完璧であればあるほど隙は無くなるわけですが、それはイコール、声をかける隙も無くなるということでもあります。そこに緊張感が生まれてしまえば、声をかけてもらえる可能性は下がってしまうのです。
だから隙を作る必要があるのですが、だからといってコーディネートをあえてダサくするとか、メイクを崩すというわけにはいきません。(ファッション系なら尚更そうですよね)
だから、「動き」が重要になります。
動き
ここで言いたいのは、隙を作る動きを身につけるということです。
ここでは詳細は伏せますが、コロナ禍以降の2020年から2021年初頭にかけて、いくつかの種類のアパレルショップにおいて、販売員が店頭で声をかけてもらえている率を調査してみました。
すると、店頭での所作に隙がない(=立ち姿勢や所作が美しい)販売員ほど、声をかけてもらえておらず、そうではない販売員の方が声をかけてもらえる率が高かったのです。
例として声をかけてもらえていない、お客様が近寄らない販売員の特徴を挙げておきます。
■姿勢の良い販売員
背筋がピンと伸びて、姿勢の良い販売員。接客業をやっている側からすると理想的な販売員ですが、お客様はあまり近寄ってはくれていませんでした。一方で、少し猫背に見えてしまうような動作をしている販売員に対しては、お客様は警戒心を解いて近づいている様子が見て取れました。
■足の開きが大きい販売員
足を開いて立っている販売員は、周りにお客様が近寄らない傾向がありました。男性販売員に多かったのですが、おおよそ30cm程度足を開いて、手を前に組んでいる販売員です。足を開いている状態で立つというのは、縄張り意識を強く表してしまうため、お客様の心理にも影響を与えているようです。
■歩くスピードの速い販売員
販売員らしくシャキシャキと歩いている販売員に対しては、あまり声がかからず、ゆったりと歩いている販売員に声をかけるお客様が多くいました。お客様が声をかける時間的な余裕が影響しているようです。
■視界に入る販売員
お客様の視界に入っている状態をキープしている販売員には、お客様が近寄りにくい傾向がありました。
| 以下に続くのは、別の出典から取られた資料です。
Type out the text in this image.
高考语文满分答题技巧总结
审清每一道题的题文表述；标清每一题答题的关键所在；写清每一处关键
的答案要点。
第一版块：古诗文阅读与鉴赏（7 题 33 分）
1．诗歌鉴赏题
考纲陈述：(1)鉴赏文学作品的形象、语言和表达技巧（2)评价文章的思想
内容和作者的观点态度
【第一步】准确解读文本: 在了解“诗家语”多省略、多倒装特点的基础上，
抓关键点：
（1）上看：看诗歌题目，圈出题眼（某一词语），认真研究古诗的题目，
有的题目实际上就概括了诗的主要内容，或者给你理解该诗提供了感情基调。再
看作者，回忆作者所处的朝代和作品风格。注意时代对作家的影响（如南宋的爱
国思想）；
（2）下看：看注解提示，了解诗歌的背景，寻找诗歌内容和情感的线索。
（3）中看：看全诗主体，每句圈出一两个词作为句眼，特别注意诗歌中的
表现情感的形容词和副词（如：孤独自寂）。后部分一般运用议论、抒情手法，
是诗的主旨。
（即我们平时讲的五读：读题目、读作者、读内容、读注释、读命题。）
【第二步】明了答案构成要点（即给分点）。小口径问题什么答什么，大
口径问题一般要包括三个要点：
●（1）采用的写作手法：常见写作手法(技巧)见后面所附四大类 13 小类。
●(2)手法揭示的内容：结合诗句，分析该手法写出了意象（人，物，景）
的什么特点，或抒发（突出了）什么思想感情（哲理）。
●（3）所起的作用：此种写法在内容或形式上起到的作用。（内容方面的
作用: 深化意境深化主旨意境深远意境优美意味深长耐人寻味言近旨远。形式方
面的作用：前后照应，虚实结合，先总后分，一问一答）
一方で、しゃがんで作業をしていたり、屈んで作業をしているような販売員には声がかかりやすい傾向も見られました。
上記はあくまでも一例に過ぎませんが、それぞれがこれまで販売員に求められてきた常識とは逆の状態になっていることがわかります。
正しい姿勢で、美しい所作で、キビキビと動くということが販売員の理想像とされますが、必ずしもこれが正解とはならない場面もあるということです。
お客様が声をかけやすい動き方がどういうものなのかは、本当に研究しなければならないと言えるでしょう。
3 シチュエーション
そして3つ目がシチュエーションです。
お客様が声をかけてくれるということは、何かしらに困っている、何かしらの要望があるということでもあります。
何の用も無ければ、わざわざ販売員に声をかける必要はありませんから、声をかけるシチュエーションが必要です。
これはもう待つしかないと思われがちな部分でもありますし、実際にそうだとも言えます。
しかし、お客様が声をかけるシチュエーションに近づけることは、販売員の力によってできることもあります。
例えば、アパレルショップならそのお客様が興味を持ってくれそうな商品を近くに置いてみるという行動。
お客様観察から、そのお客様が興味を持ってくれそうな商品を持ってきて近くに置いてみたりできると、お客様が商品を見て何か質問をしてくれるかもしれません。
また、最初に一言だけ挨拶程度の声をかけておくことも大事です。
店内に入って一切接点の無い販売員よりも、「こんにちは」程度の挨拶をして接点でできている販売員の方が声をかけやすくなる傾向があるからです。細かくは、ザイオンス効果などを検索してもらえればわかるかと思いますが、挨拶をしておくというのはポイントですね。
かなりの荒技ですが、あえてディスプレイを崩すということもできます。
わざと商品を見づらい状態にして、(その場限りですが)「これ見ても良いですか?」と声をかけてもらえるようにするなどの技もなくはありません。
まぁこれは極端な例で、本当にうまくやる必要があるので、安易に真似してもらいたくはないですが。
いずれにしても、お客様が声をかける必要性が出てくるのはどういう時か?
そしてその時にどういう状態でいれば、お客様は声をかけてくれるかを考えておくことで、自分から声をかける接客の導入ばかりではなく、お客様から声をかけてもらい接客導入につなげる可能性が高まります。
最終的に購買につながるのであれば、入り口はいくらあっても損することはありません。
ぜひ、お客様からたくさん声をかけてもらえるような販売員になりましょう。